This was the fourth time I had visited Ellis Island since it opened as a museum in 1990, but it was the first time I had brought a group of students with me. It was a long day of touring, but the students in my Immigrant America course (and a few others–including my family) were up to the task.
We left the friendly confines of Grantham, PA at 7:00am and placed ourselves under the care of Larry, our fearless coach bus driver. The students seemed to develop a connection with Larry as he regaled us over his microphone with stories of animal bridges on Route 78, live reports from Williams Grove Speedway where his son was racing sprint cars, and his experience as a sailor on the U.S.S. Intrepid.
We arrived at Battery Park around 10:30 and enjoyed our bagged lunches. (Thanks to Sarah and Abby for getting this all taken care of and for lugging the bag of ice packs around all day!). Around 11:15 we headed into the Clinton Castle, a War of 1812 fort on the tip of Manhattan, and then boarded our ferry.
It was a beautiful day in New York. The skies were clear. The views of the city were breathtaking. We spent about an hour on Liberty Island where students got their pictures taken in front of the Statue of Liberty. We learned about historical figures such as Frederic Bartholdi, the French sculptor who designed Lady Liberty; Gustave Eiffel, who designed the framework of the statue; and Joseph Pulitzer, the newspaper editor who was influential in raising funds for the construction of the pedestal/monument on which the statue stands.

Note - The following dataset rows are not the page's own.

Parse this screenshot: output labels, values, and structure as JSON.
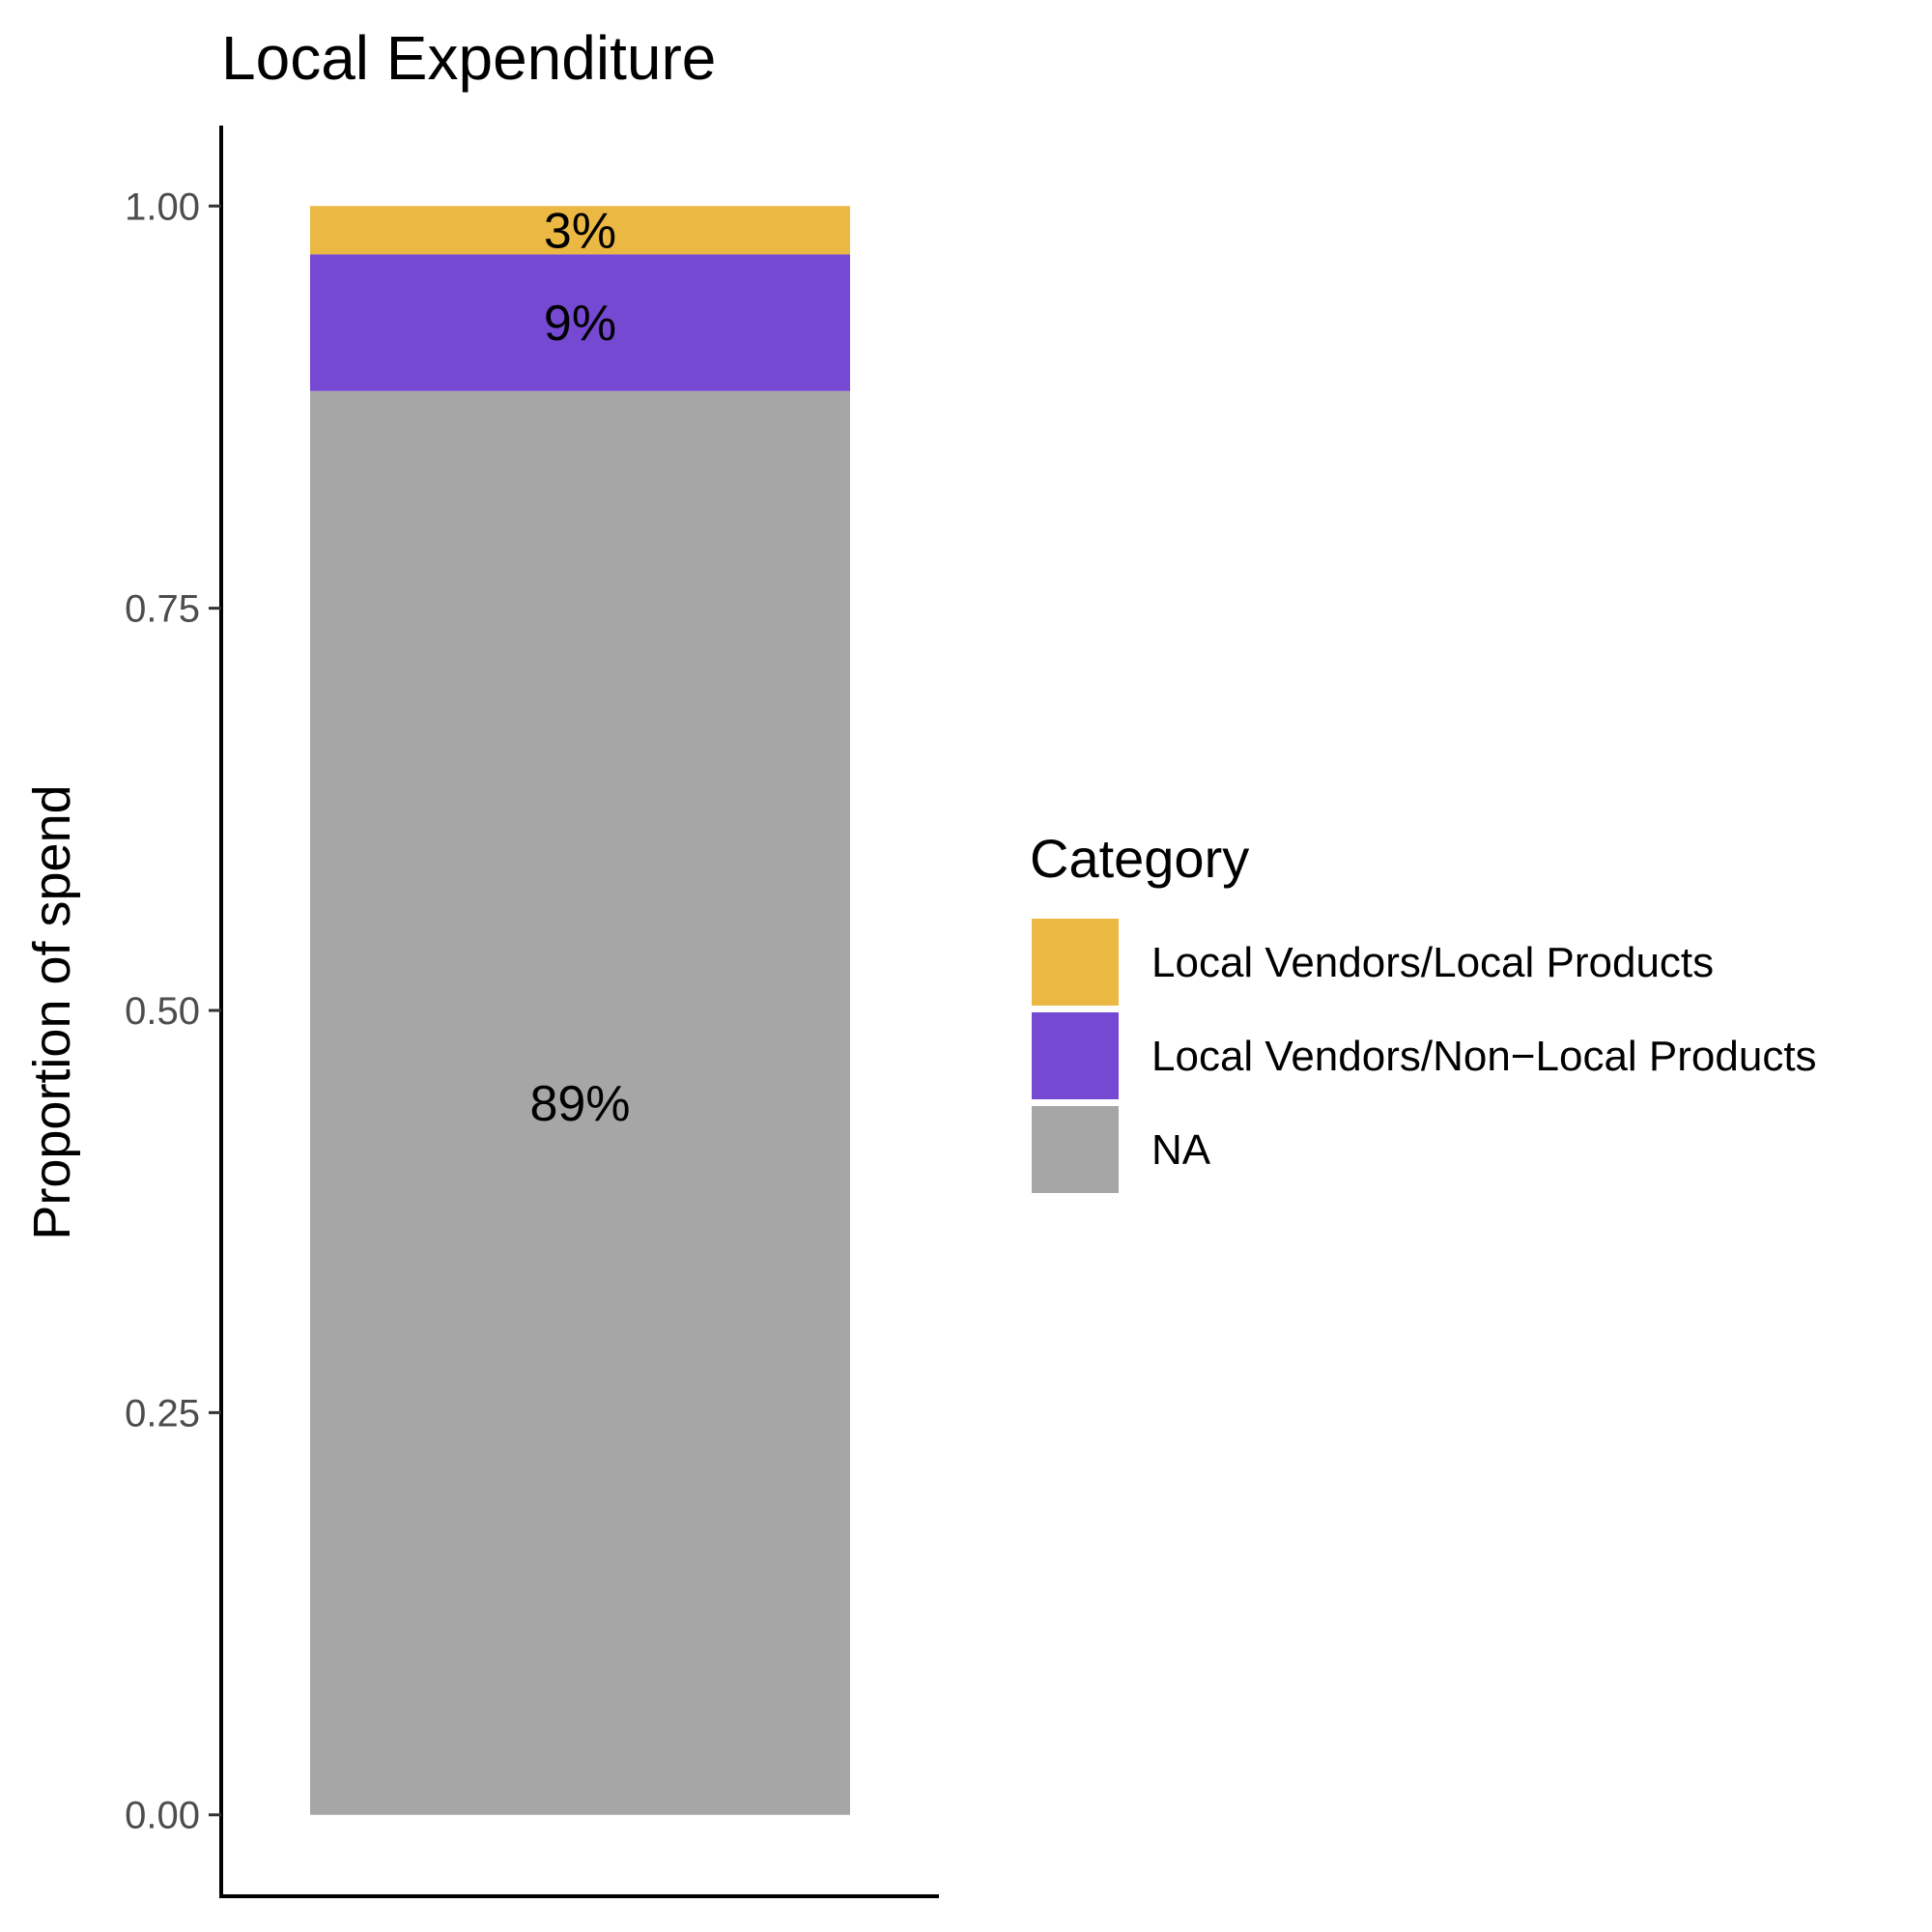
{
  "chart_data": {
    "type": "bar",
    "stacked": true,
    "title": "Local Expenditure",
    "xlabel": "",
    "ylabel": "Proportion of spend",
    "ylim": [
      -0.05,
      1.05
    ],
    "y_ticks": [
      0,
      0.25,
      0.5,
      0.75,
      1
    ],
    "y_tick_labels": [
      "0.00",
      "0.25",
      "0.50",
      "0.75",
      "1.00"
    ],
    "categories": [
      ""
    ],
    "series": [
      {
        "name": "NA",
        "values": [
          0.885
        ],
        "label": "89%",
        "color": "#a6a6a6"
      },
      {
        "name": "Local Vendors/Non−Local Products",
        "values": [
          0.085
        ],
        "label": "9%",
        "color": "#7649d3"
      },
      {
        "name": "Local Vendors/Local Products",
        "values": [
          0.03
        ],
        "label": "3%",
        "color": "#ebb843"
      }
    ],
    "legend": {
      "title": "Category",
      "position": "right",
      "order": [
        "Local Vendors/Local Products",
        "Local Vendors/Non−Local Products",
        "NA"
      ]
    },
    "grid": false
  }
}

Then it was off to Ellis Island, where we spent the bulk of our day. I am always moved when I visit Ellis Island. As I enter the Great Hall I always reflect on a the story my 99 year-old grandfather told me about arriving there as a young boy in 1913. Like so many immigrants, he passed through registration without incident and then was directed to the “Stairs of Separation” where he walked down the left set of stairs and met his father for the first time. (His father had arrived earlier to establish work and get settled). It was grandpa’s first memory of America.

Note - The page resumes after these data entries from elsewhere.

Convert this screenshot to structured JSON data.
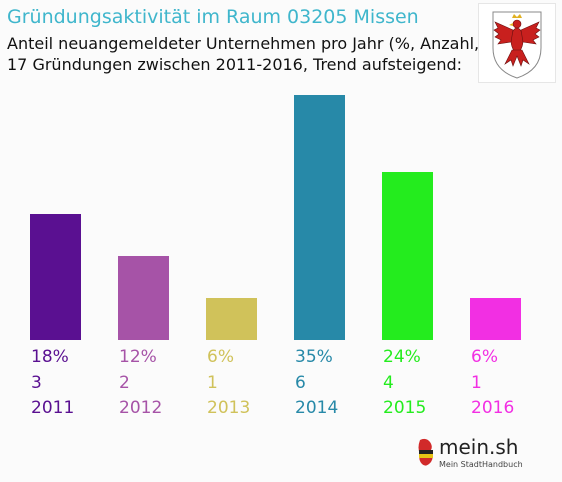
{
  "header": {
    "title": "Gründungsaktivität im Raum 03205 Missen",
    "subtitle1": "Anteil neuangemeldeter Unternehmen pro Jahr (%, Anzahl, Jahr)",
    "subtitle2": "17 Gründungen zwischen 2011-2016, Trend aufsteigend:"
  },
  "logo": {
    "name": "mein.sh",
    "tagline": "Mein StadtHandbuch"
  },
  "colors": {
    "title": "#3fb6cc"
  },
  "chart_data": {
    "type": "bar",
    "categories": [
      "2011",
      "2012",
      "2013",
      "2014",
      "2015",
      "2016"
    ],
    "values": [
      18,
      12,
      6,
      35,
      24,
      6
    ],
    "percent_labels": [
      "18%",
      "12%",
      "6%",
      "35%",
      "24%",
      "6%"
    ],
    "counts": [
      3,
      2,
      1,
      6,
      4,
      1
    ],
    "colors": [
      "#5a1091",
      "#a653a7",
      "#d0c25a",
      "#2789a8",
      "#24ec1e",
      "#f22fe3"
    ],
    "ylim": [
      0,
      35
    ],
    "total": 17
  }
}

As I stand in that hall I find myself reflecting on the courage it must have taken for my great-grandparents to leave everything behind and start a new life in the United States. It is this kind of everyday courage that is celebrated at Ellis Island. Frankly, I am not sure I could imagine doing that today, but, of course, the world was different in 1913. My sense of historical contingency was palpable.

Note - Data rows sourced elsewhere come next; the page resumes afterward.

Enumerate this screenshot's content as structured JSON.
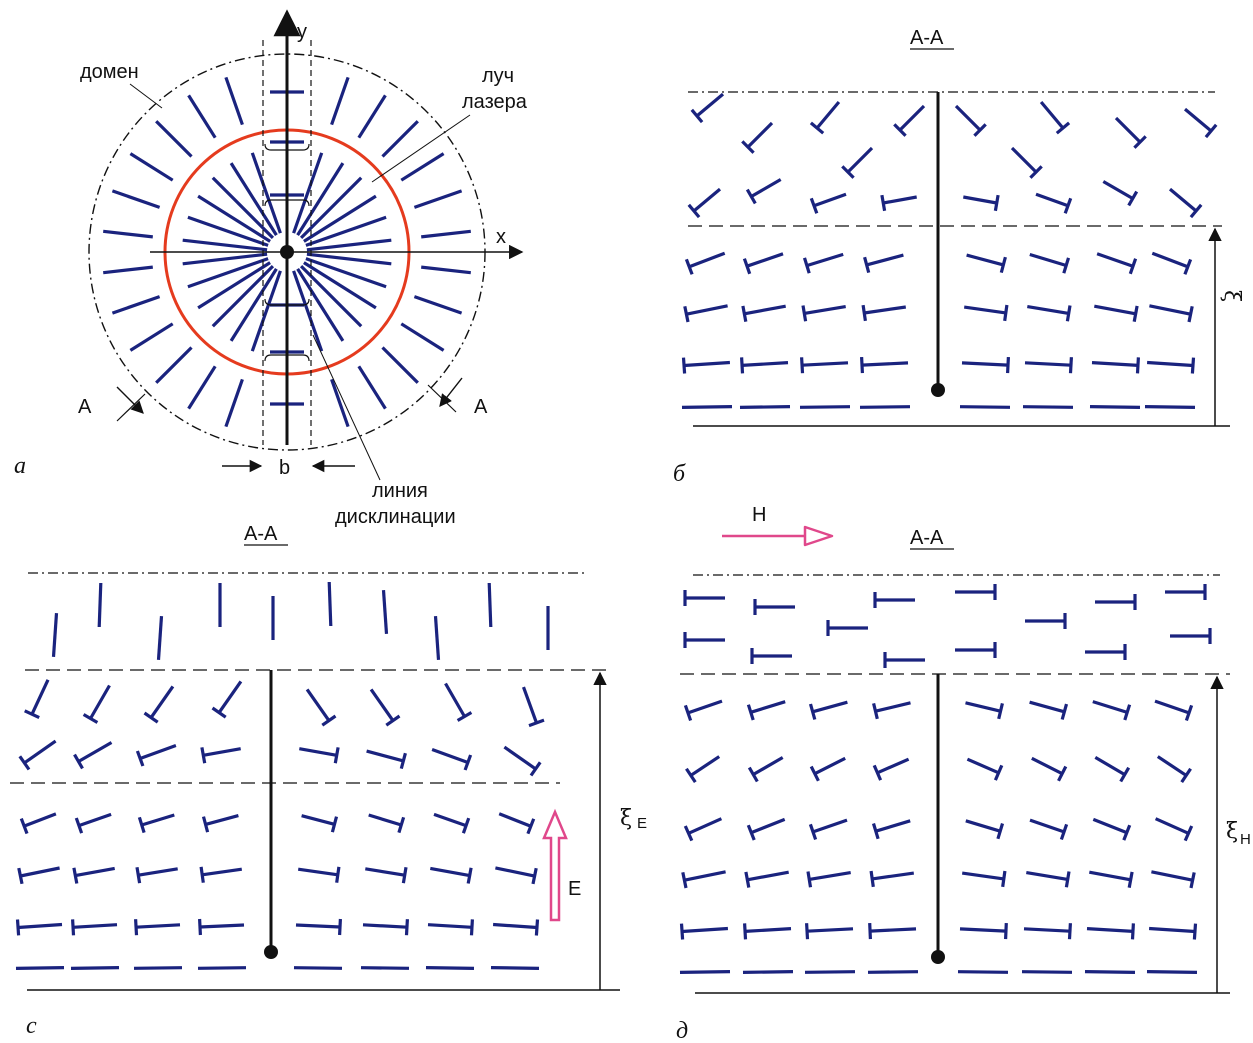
{
  "colors": {
    "director": "#1a237e",
    "laser_circle": "#e53b1e",
    "field_arrow": "#e0488b",
    "ink": "#111111"
  },
  "panel_a": {
    "caption": "a",
    "y_axis": "y",
    "x_axis": "x",
    "domain_label": "домен",
    "laser_label_1": "луч",
    "laser_label_2": "лазера",
    "disclination_label_1": "линия",
    "disclination_label_2": "дисклинации",
    "width_label": "b",
    "section_left": "A",
    "section_right": "A"
  },
  "panel_b": {
    "caption": "б",
    "section": "A-A",
    "height_label": "ξ"
  },
  "panel_c": {
    "caption": "c",
    "section": "A-A",
    "height_label": "ξ",
    "height_sub": "E",
    "field_label": "E"
  },
  "panel_d": {
    "caption": "д",
    "section": "A-A",
    "height_label": "ξ",
    "height_sub": "H",
    "field_label": "H"
  }
}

Apart from the Great Hall, my favorite part of Ellis Island is the second-floor exhibits devoted to period of “peak immigration.” This section includes some phenomenal photos of eastern and southern European immigrants arriving to the Island around the turn of the twentieth-century.
Most of us watched a 30-minute documentary about Ellis Island, but few of us were expecting the movie to be preceded by a 20-minute lecture by a park ranger on the history of “open immigration” in America. The theater was incredibly hot and I must admit that I fell asleep for about half of the movie. (My wife and daughters insist that it was very good–I am sure it was). I think our time could have been used a bit better. If I had to do it again I would have skipped the movie and had the students join-up with one of the official ranger tours.
In general, the museum is filled with primary sources from the period. If one had the time or the energy she could spend days there. There is so much to see and study. One of the highlights for my daughters was finding their great-grandfather’s name–Giovanni Fia–listed on a 1913 ship register.
As might be expected, we ended the day in the gift shop. Jason, the king of museum gift-shop shoppers, loaded up on an assortment of over-priced souvenirs and memorabilia.
After a long day of touring we headed back to Battery Park, split up for dinner, and then headed home. After some fruitful and engaging conversation with a few students on the relationship between history, theory, and liberal arts education we all settled in for our on-bus movie, “The Princess Bride.”
With Larry behind the wheel we got home around 11pm. Overall it was a long and tiring day, but certainly worth it.